Lorsque Robert se réveilla dans la chambre d’hôtel, il faisait presque nuit dehors. Il fit le tour de la petite pièce du regard. Il rassembla ses esprits et son regard tomba sur le corps du gérant qu’il avait assassiné avec un cutter qu’il ne se souvenait pas avoir acheté. Et le fantôme monstrueux de sa fille s’était nourri de la douleur et de la peur. L’employé de l’hôtel avait la peau qui avait viré au gris comme légèrement brûlée. Robert se redressa et finit de s’habiller, il était encore en caleçon. Pas de silhouette noire mais il la sentait à la lisière de son esprit. Il traîna le corps dans la salle de bain et partit en verrouillant la porte.

Une fois de nouveau dans la rue, il acheta une bouteille d’alcool bon marché. Non, impossible de rentrer, c’est trop dur et puis la petite, elle pourrait faire du mal à sa femme. C’était la première fois qu’il envisageait la créature qui ressemblait tant à sa fille comme une menace et non comme une peur et un désespoir. Et pourtant, deux personnes étaient mortes.

Il erra sans but et bu, sans but aussi si ce n’est un oubli compatissant. Il savait que dans l’angle mort de sa vision se cacher un petit spectre malin et il entendit le rire qu’il haïssait par dessus tout.

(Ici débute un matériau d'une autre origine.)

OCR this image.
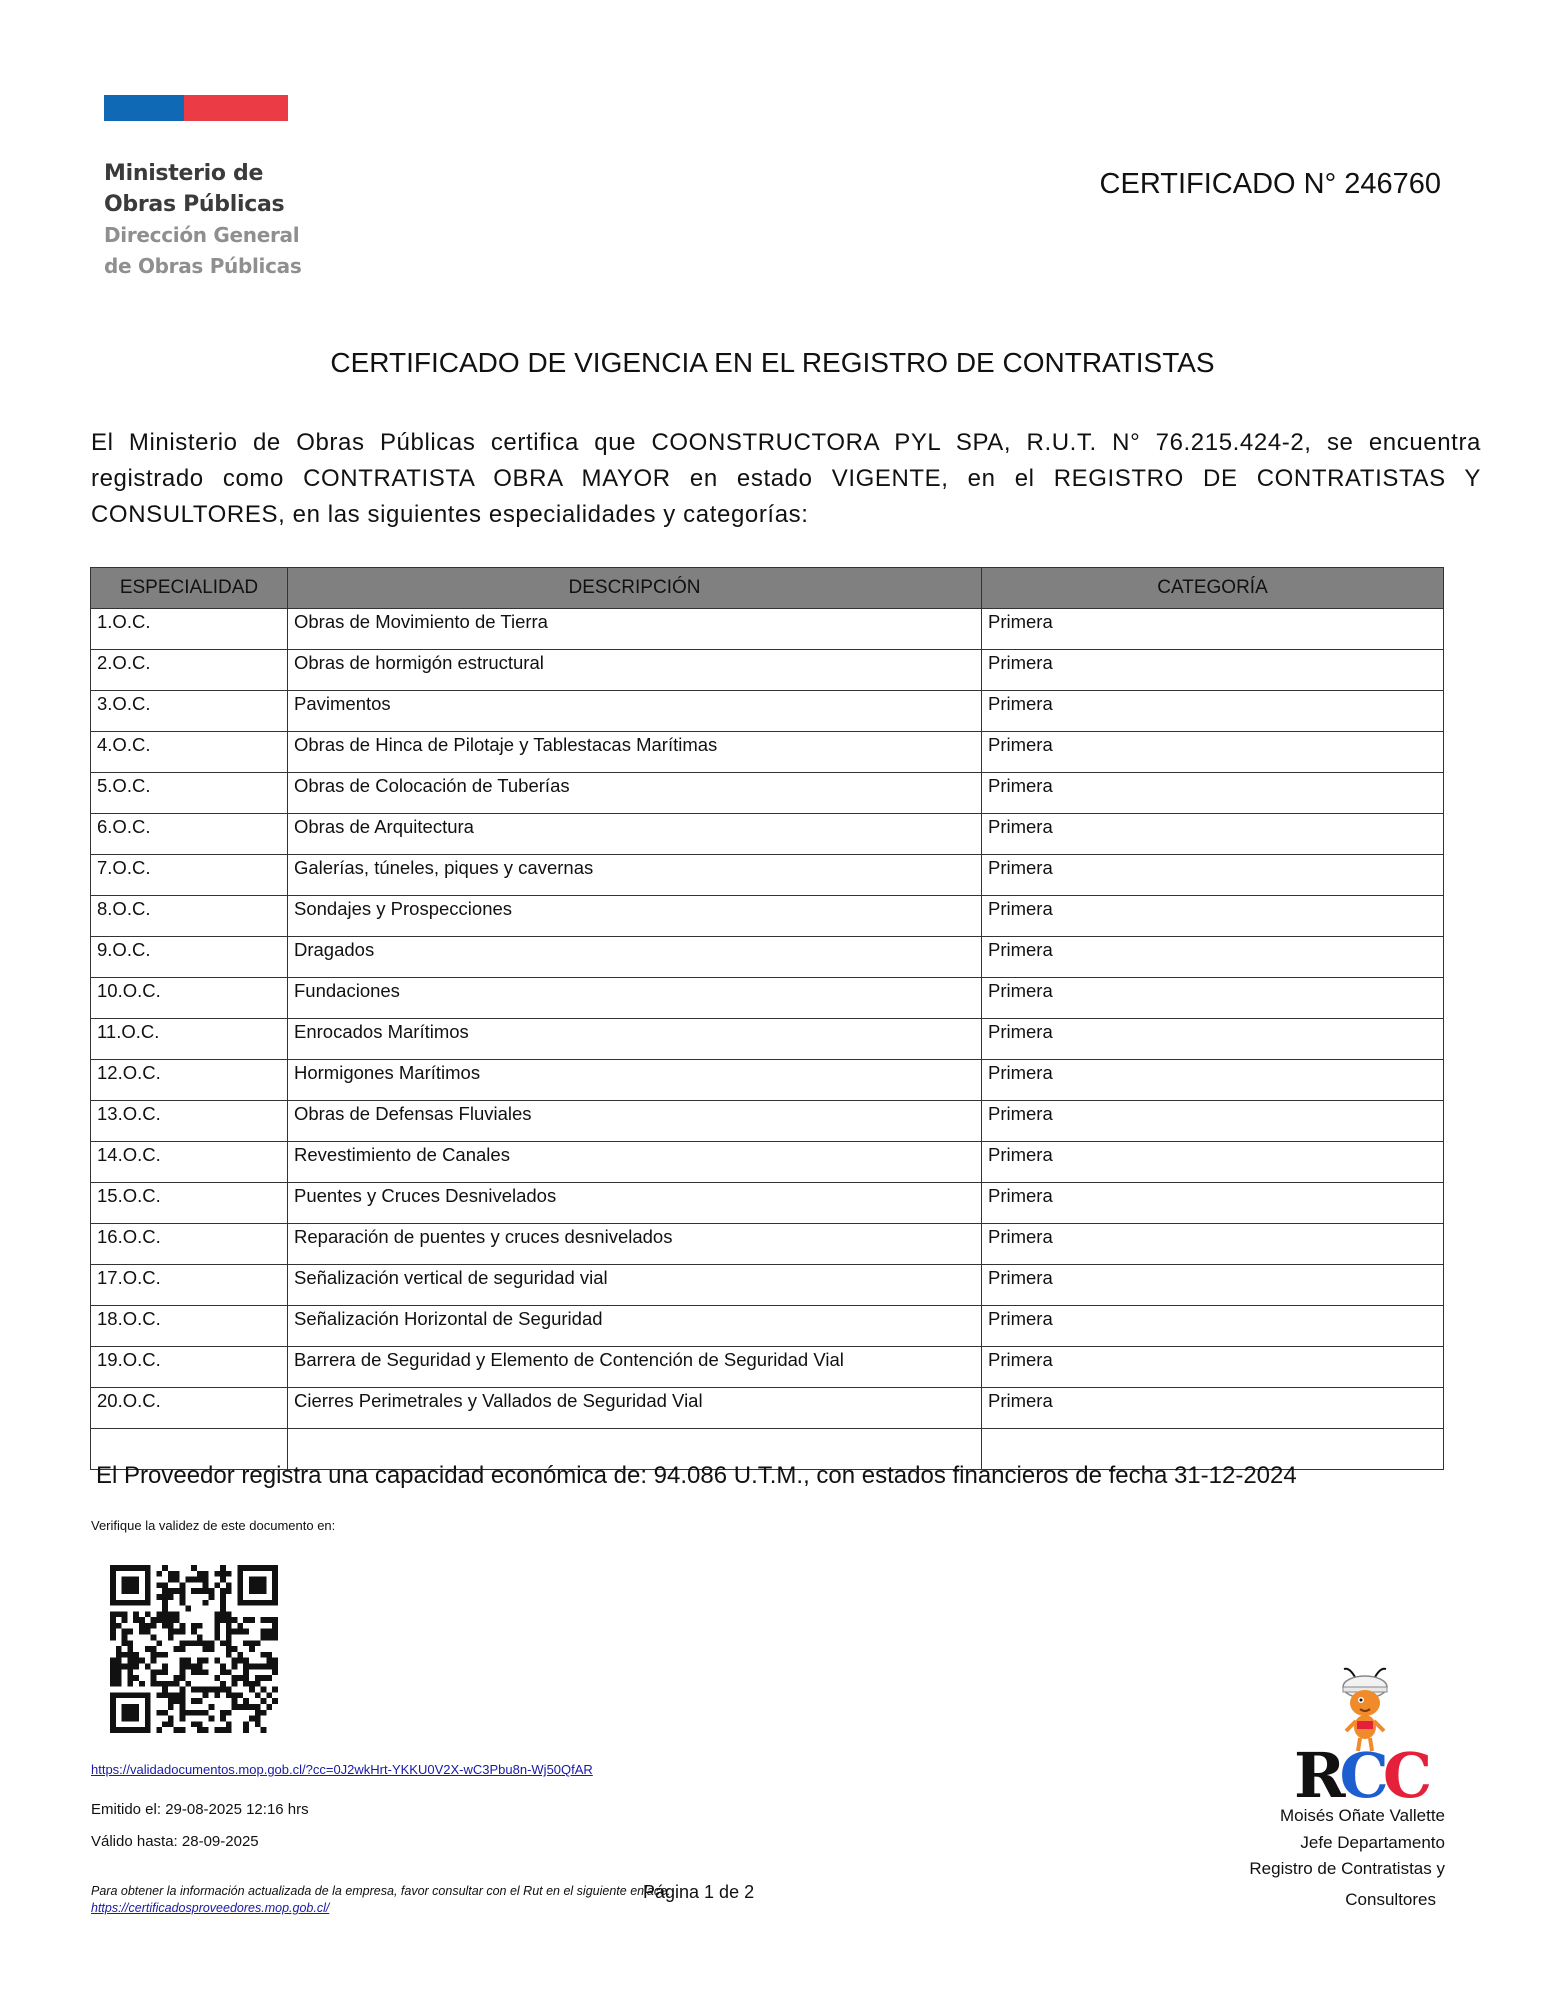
Ministerio de
Obras Públicas
Dirección General
de Obras Públicas
CERTIFICADO N° 246760
CERTIFICADO DE VIGENCIA EN EL REGISTRO DE CONTRATISTAS
El Ministerio de Obras Públicas certifica que COONSTRUCTORA PYL SPA, R.U.T. N° 76.215.424-2, se encuentra registrado como CONTRATISTA OBRA MAYOR en estado VIGENTE, en el REGISTRO DE CONTRATISTAS Y CONSULTORES, en las siguientes especialidades y categorías:
ESPECIALIDAD	DESCRIPCIÓN	CATEGORÍA
1.O.C.	Obras de Movimiento de Tierra	Primera
2.O.C.	Obras de hormigón estructural	Primera
3.O.C.	Pavimentos	Primera
4.O.C.	Obras de Hinca de Pilotaje y Tablestacas Marítimas	Primera
5.O.C.	Obras de Colocación de Tuberías	Primera
6.O.C.	Obras de Arquitectura	Primera
7.O.C.	Galerías, túneles, piques y cavernas	Primera
8.O.C.	Sondajes y Prospecciones	Primera
9.O.C.	Dragados	Primera
10.O.C.	Fundaciones	Primera
11.O.C.	Enrocados Marítimos	Primera
12.O.C.	Hormigones Marítimos	Primera
13.O.C.	Obras de Defensas Fluviales	Primera
14.O.C.	Revestimiento de Canales	Primera
15.O.C.	Puentes y Cruces Desnivelados	Primera
16.O.C.	Reparación de puentes y cruces desnivelados	Primera
17.O.C.	Señalización vertical de seguridad vial	Primera
18.O.C.	Señalización Horizontal de Seguridad	Primera
19.O.C.	Barrera de Seguridad y Elemento de Contención de Seguridad Vial	Primera
20.O.C.	Cierres Perimetrales y Vallados de Seguridad Vial	Primera

El Proveedor registra una capacidad económica de: 94.086 U.T.M., con estados financieros de fecha 31-12-2024
Verifique la validez de este documento en:
https://validadocumentos.mop.gob.cl/?cc=0J2wkHrt-YKKU0V2X-wC3Pbu8n-Wj50QfAR
Emitido el: 29-08-2025 12:16 hrs
Válido hasta: 28-09-2025
Para obtener la información actualizada de la empresa, favor consultar con el Rut en el siguiente enlace:
https://certificadosproveedores.mop.gob.cl/
Página 1 de 2
RCC
Moisés Oñate Vallette
Jefe Departamento
Registro de Contratistas y
Consultores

On progresse Papa, tu ne m’as jamais aimé, pas vrai ?

Il parvint sur une place et s’affala sur un banc, la bouteille d’un litre était déjà à moitié vide. Il y avait des bars tout autour de lui mais il voulait fuir les gens aussi il resta une heure dans la solitude accompagné d’une ombre sur numéraire qui veillait sur lui pensa-t-il avec amertume. Il n’avait plus peur, il était passé de l’autre côté de la frayeur. L’alcool aidant, il sombrait dans un demi sommeil.

C’est alors qu’un groupe de quatre jeunes étudiants s’approchèrent de lui.

– Non, partez, laissez moi tranquille avec ma fille.

Le plus grands de trois jeunes lui dit :

– T’es tout seul vieux, qu’est ce qui va pas ? Tu fais boire une gorgée ? Les deux autres rirent.

-… Dégagez, laissez nous tranquille.

– Tu me parles pas comme ça cria le jeune homme en s’approchant vivement.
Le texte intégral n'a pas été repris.